There is a rise among Gen Xers to be home more with their kids. I think this will put increasing pressure on employers to allow telework and alternative schedules. If employers do not respond I think we will see continued growth in self-employment and home-based businesses.
Yes, it’s already the case. My daughter and I even send emails to each other while we are in the same house; she is wirelessly connected to her laptop and I am on a desktop computer. We like the asynchronous convenience of this we chose to answer or not, and have a brief exchange, remind each other of details, set up rides to events. I find myself losing touch with friends who do not have email.
I think this will happen sooner and in 10 years we already see a counter movement. People are fed up by working all the time, or being interrupted by work during leisure time, so will claim back the free time and divide between work and leisure. Of course there are always people that make work out of their hobby and think their work is their hobby.
The difference between work and leisure will continue to exist. Family dynamics are already altered for many given the pervasive use of the internet for chat, use of computers for games, and DVDs for movies.

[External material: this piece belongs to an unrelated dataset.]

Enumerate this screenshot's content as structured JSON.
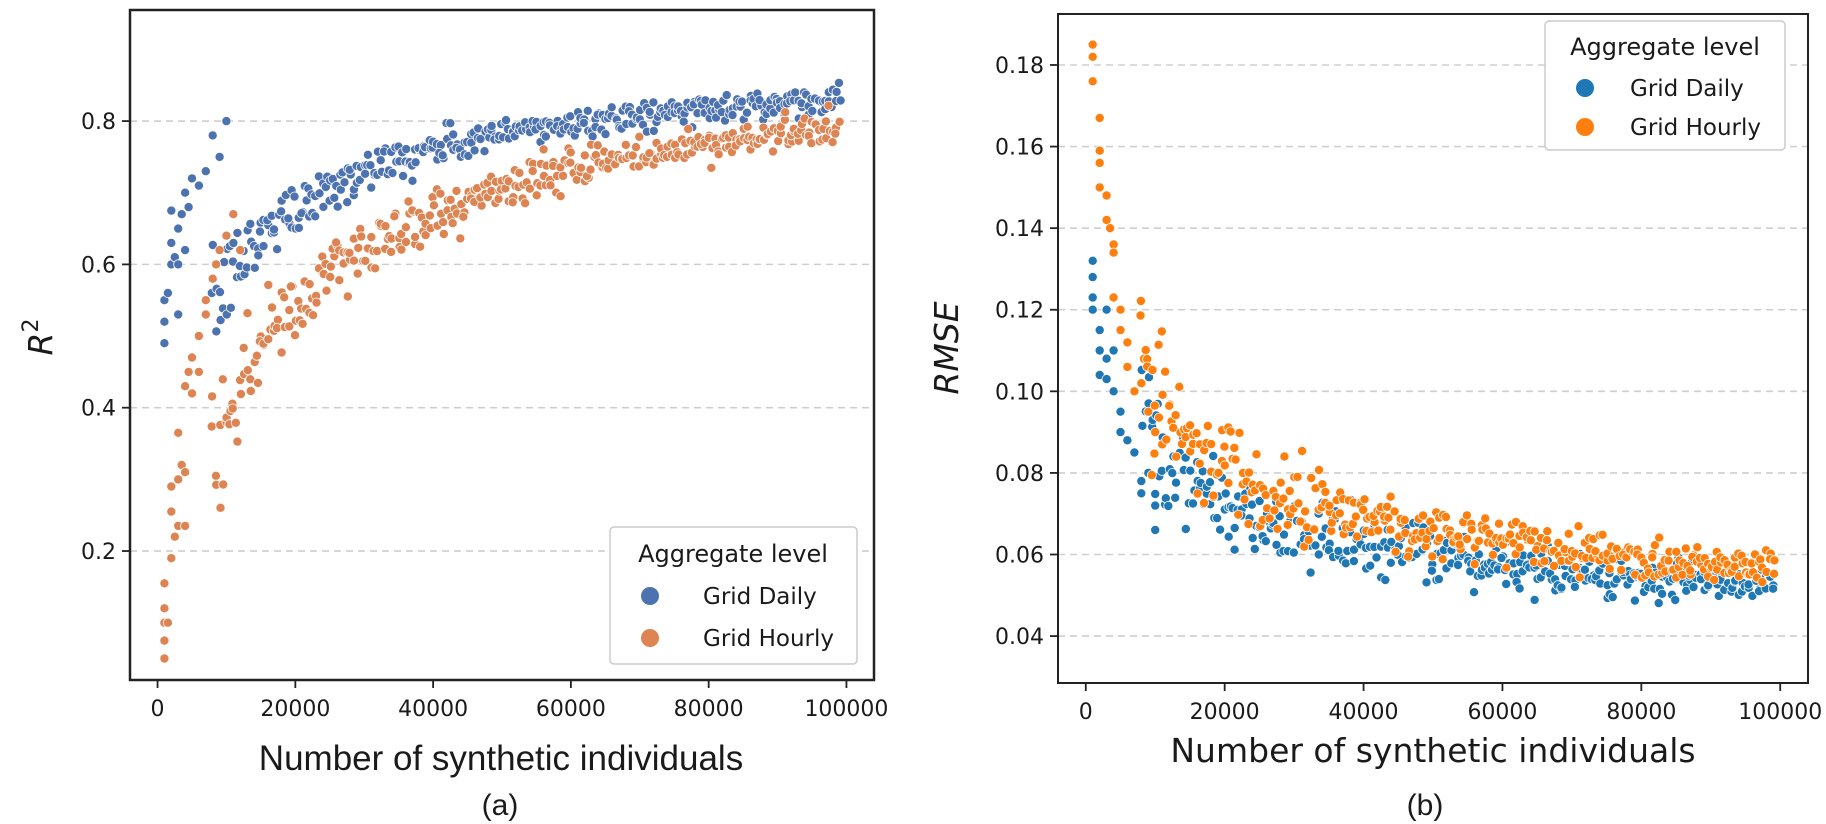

Working at home has been around for a while. The federal government says it wants more employees to work at home, but the reality is that the increase in productivity expected has not materialized. In private industry some sectors may increase work at home, but others will not and probably can not given the nature of their work – be it services or manufacturing.
I imagine that we will no longer ”clock in and clock out” of work. It will be easier for families to schedule around personal needs, but it will also be easier for work to insinuate itself at home.
This is either a utopian, or an extraordinarily pessimistic prediction depending on how you choose to read it. While both telework and home-schooling are increasingly enabled by online tools, that doesn’t necessarily mean that there is huge pent-up demand by the broader society for either of these things. There are simply too many aspects of both work and school that require face-to-face contact. There are also special personal and interpersonal skills required to make either one of these things a success. It takes a special person to offer home-schooling to their child, or to work from home and maintain healthy relations with remote colleagues. The internet doesn’t change that. These things will grow, but likely at a modest rate for the foreseeable future.